Die Voralberger Caritas errichtete hier in Armenien ein Therapieznetrum für Kinder und Jugendliche mit Behinderungen.



"Auswanderungsland" Armenien

Die Exkursion endet in der armenischen Hauptstadt Jerewan, in der etwa 1,2 Millionen Menschen leben. Armenien hat offiziell eine Bevölkerungszahl von drei Millionen – allerdings gilt diese Zahl als unsicher und aus politischen Gründen überhöht. Armenien ist aufgrund der verbreiteten Armut ein Auswanderungsland, so leben circa acht bis neun Millionen ArmenierInnen im Ausland. Die Geldüberweisungen aus der armenischen Diaspora und von den ArbeitsmigrantInnen machen einen bedeutenden Teil des armenischen BIPs aus.

Am Freitag besuchten wir die EU-Delegation in Armenien, wo uns Dirk Lorenz viel über die Zusammenarbeit erzählte. Das Land ist Teil der "Östlichen Partnerschaft der EU", in deren Rahmen sie Reformprozesse und die Anbindung an Europa unterstützen will. Das für 2013 vorbereitete Assoziierungsabkommen wurde vom armenischen Präsidenten nicht unterzeichnet. Durch die Hinwendung zur von Russland betriebenen Eurasischen Union ist die Partnerschaft zwischen Armenien und der EU in Frage gestellt.

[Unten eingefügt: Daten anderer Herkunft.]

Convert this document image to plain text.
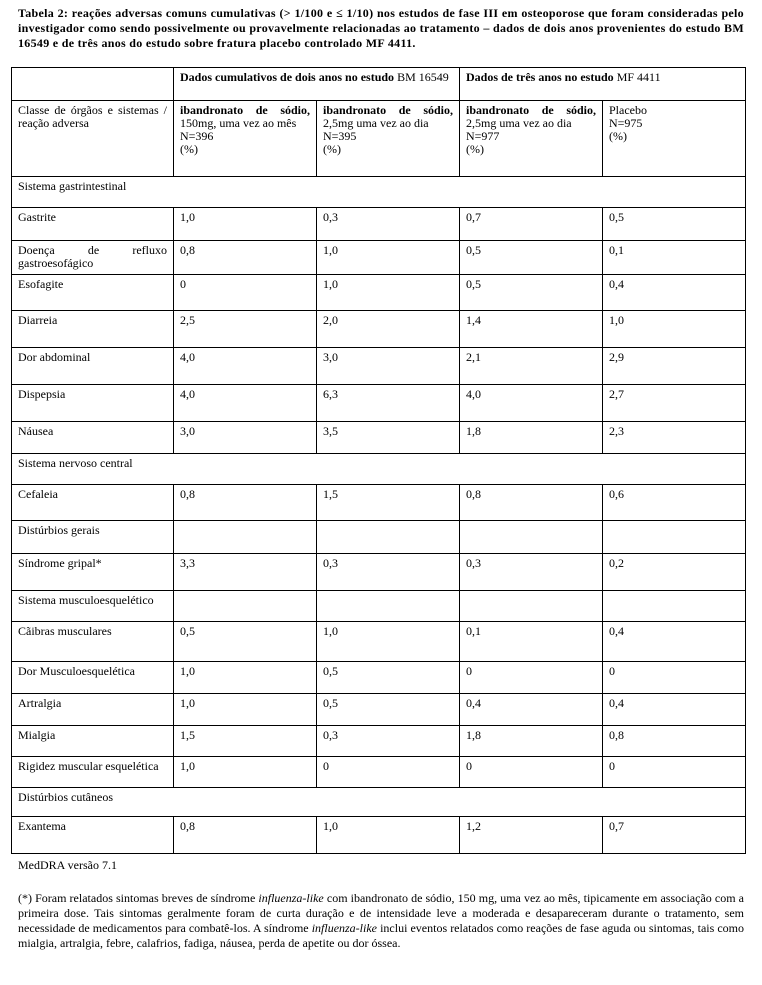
Tabela 2: reações adversas comuns cumulativas (> 1/100 e ≤ 1/10) nos estudos de fase III em osteoporose que foram consideradas pelo investigador como sendo possivelmente ou provavelmente relacionadas ao tratamento – dados de dois anos provenientes do estudo BM 16549 e de três anos do estudo sobre fratura placebo controlado MF 4411.
	Dados cumulativos de dois anos no estudo BM 16549		Dados de três anos no estudo MF 4411	
Classe de órgãos e sistemas / reação adversa	ibandronato de sódio, 150mg, uma vez ao mês
N=396
(%)	ibandronato de sódio, 2,5mg uma vez ao dia
N=395
(%)	ibandronato de sódio, 2,5mg uma vez ao dia
N=977
(%)	Placebo
N=975
(%)
Sistema gastrintestinal				
Gastrite	1,0	0,3	0,7	0,5
Doença de refluxo gastroesofágico	0,8	1,0	0,5	0,1
Esofagite	0	1,0	0,5	0,4
Diarreia	2,5	2,0	1,4	1,0
Dor abdominal	4,0	3,0	2,1	2,9
Dispepsia	4,0	6,3	4,0	2,7
Náusea	3,0	3,5	1,8	2,3
Sistema nervoso central				
Cefaleia	0,8	1,5	0,8	0,6
Distúrbios gerais				
Síndrome gripal*	3,3	0,3	0,3	0,2
Sistema musculoesquelético				
Cãibras musculares	0,5	1,0	0,1	0,4
Dor Musculoesquelética	1,0	0,5	0	0
Artralgia	1,0	0,5	0,4	0,4
Mialgia	1,5	0,3	1,8	0,8
Rigidez muscular esquelética	1,0	0	0	0
Distúrbios cutâneos				
Exantema	0,8	1,0	1,2	0,7
MedDRA versão 7.1
(*) Foram relatados sintomas breves de síndrome influenza-like com ibandronato de sódio, 150 mg, uma vez ao mês, tipicamente em associação com a primeira dose. Tais sintomas geralmente foram de curta duração e de intensidade leve a moderada e desapareceram durante o tratamento, sem necessidade de medicamentos para combatê-los. A síndrome influenza-like inclui eventos relatados como reações de fase aguda ou sintomas, tais como mialgia, artralgia, febre, calafrios, fadiga, náusea, perda de apetite ou dor óssea.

Ein Blick auf die armenische Hauptstadt Jerewan: Wie viele Menschen hier tatsächlich leben, ist nach wie vor unklar.



Ein düsteres Bild


Der letzte Termin war beim Büro des "Open Society Institute", einer von der George-Soros-Stiftung finanzierten NGO. Ziel ist es, die Entwicklung des Landes seit dem Ende der Sowjetunion hin zu einer stabilen Demokratie mit Menschen- und Bürgerrechten, Rechtsstaat, Transparenz, Good Governance sowie liberaler Marktwirtschaft zu unterstützen. Allerdings zeichnet die Direktorin des Instituts ein düsteres Bild: Seit einigen Jahren verschlechtere sich die Lage in Armenien immer mehr.


In der Nacht von Samstag auf Sonntag haben wir unsere Heimreise angetreten. Viele Bilder bleiben im Kopf, die es erst zu sortieren gilt. So gehen wir zwar mit begrenzter Hoffnung für Armenien, aber einem nachhaltigen Eindruck der Freundlichkeit der Menschen dieses Landes. Wie Bernd Fischer uns am Vortag über die Gastfreundschaft der ArmenierInnen gegenüber Fremden erzählt hatte: "Sie haben zwar oft wenig, aber sie würden dir alles geben." (Text und Fotos: Karin Egger, Martin Meusburger, Monika Riegler, Moritz Yvon)


Die Fachexkursion "Kaukasusrepubliken - Staatenbildung und Regionalentwicklung" unter der Leitung von ao. Univ.-Prof. Mag. Dr. Martin Heintel und ao. Univ.-Prof. Mag. Dr. Gerhard Strohmeier führte 24 Geographie-Studierende vom 7. bis zum 21. September 2014 in den Südkaukasus.


Im Südkaukasus treffen Gegensätze aufeinander: Studierende des Instituts für Geographie und Regionalforschung berichten im uni:view-Dossier "Unterwegs im Südkaukasus" von ihrer Reise zwischen Berglandschaften und Metropolen, Konfliktherden und Modernisierung.